His views were accurately described as outrageous by Nobel Prize Winner, Sir Richard Roberts. It was felt that Michael Reiss’s naïve comments could easily have been interpreted as a green light for teaching creationism as if it were science. This led the Royal Society to issue a statement in which they said that the comments damaged the society’s reputation.

The Royal Society went on to say that “creationism has no scientific basis and should not be part of the science curriculum. However, if a young person raises creationism in a science class, teachers should be in a position to explain why evolution is a sound scientific theory and why creationism is not, in any way, scientific.
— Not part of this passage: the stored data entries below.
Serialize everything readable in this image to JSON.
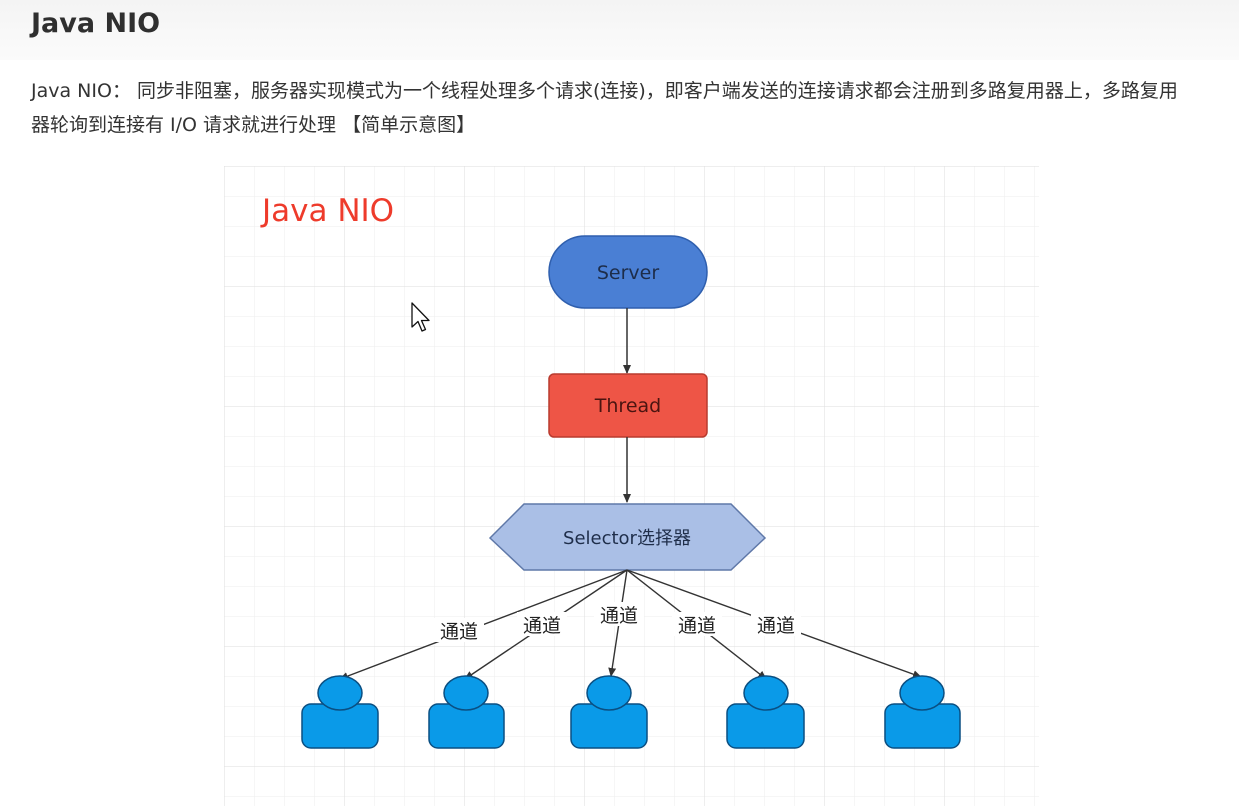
{
  "page": {
    "title": "Java NIO",
    "paragraph": "Java NIO： 同步非阻塞，服务器实现模式为一个线程处理多个请求(连接)，即客户端发送的连接请求都会注册到多路复用器上，多路复用器轮询到连接有 I/O 请求就进行处理 【简单示意图】"
  },
  "diagram": {
    "title": "Java NIO",
    "server_label": "Server",
    "thread_label": "Thread",
    "selector_label": "Selector选择器",
    "channel_labels": [
      "通道",
      "通道",
      "通道",
      "通道",
      "通道"
    ],
    "client_count": 5,
    "colors": {
      "title": "#ee3b2b",
      "server": "#4a7fd4",
      "thread": "#ee5546",
      "selector": "#aabfe6",
      "client": "#0a9ae8"
    }
  }
}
How any sane, intelligent, informed, thinking person living today could even begin to entertain the notion that mankind, life and the Earth was somehow manufactured by some deity is simply baffling. It is entirely inappropriate for a person in such a responsible and influential position, as that held by Mr Reiss, to appear to condone or support such prehistoric, superstitious views.

We should be celebrating and promoting our enlightenment. Our knowledge of the planets, our world, life and its origins is a magnificent culmination of investigation, experimentation and discovery. We are all privileged to be humans, blessed with intellectual skills, living at a time when this knowledge is so freely accessible. This is what should be promoted, celebrated and enjoyed. Not creationist nonsense.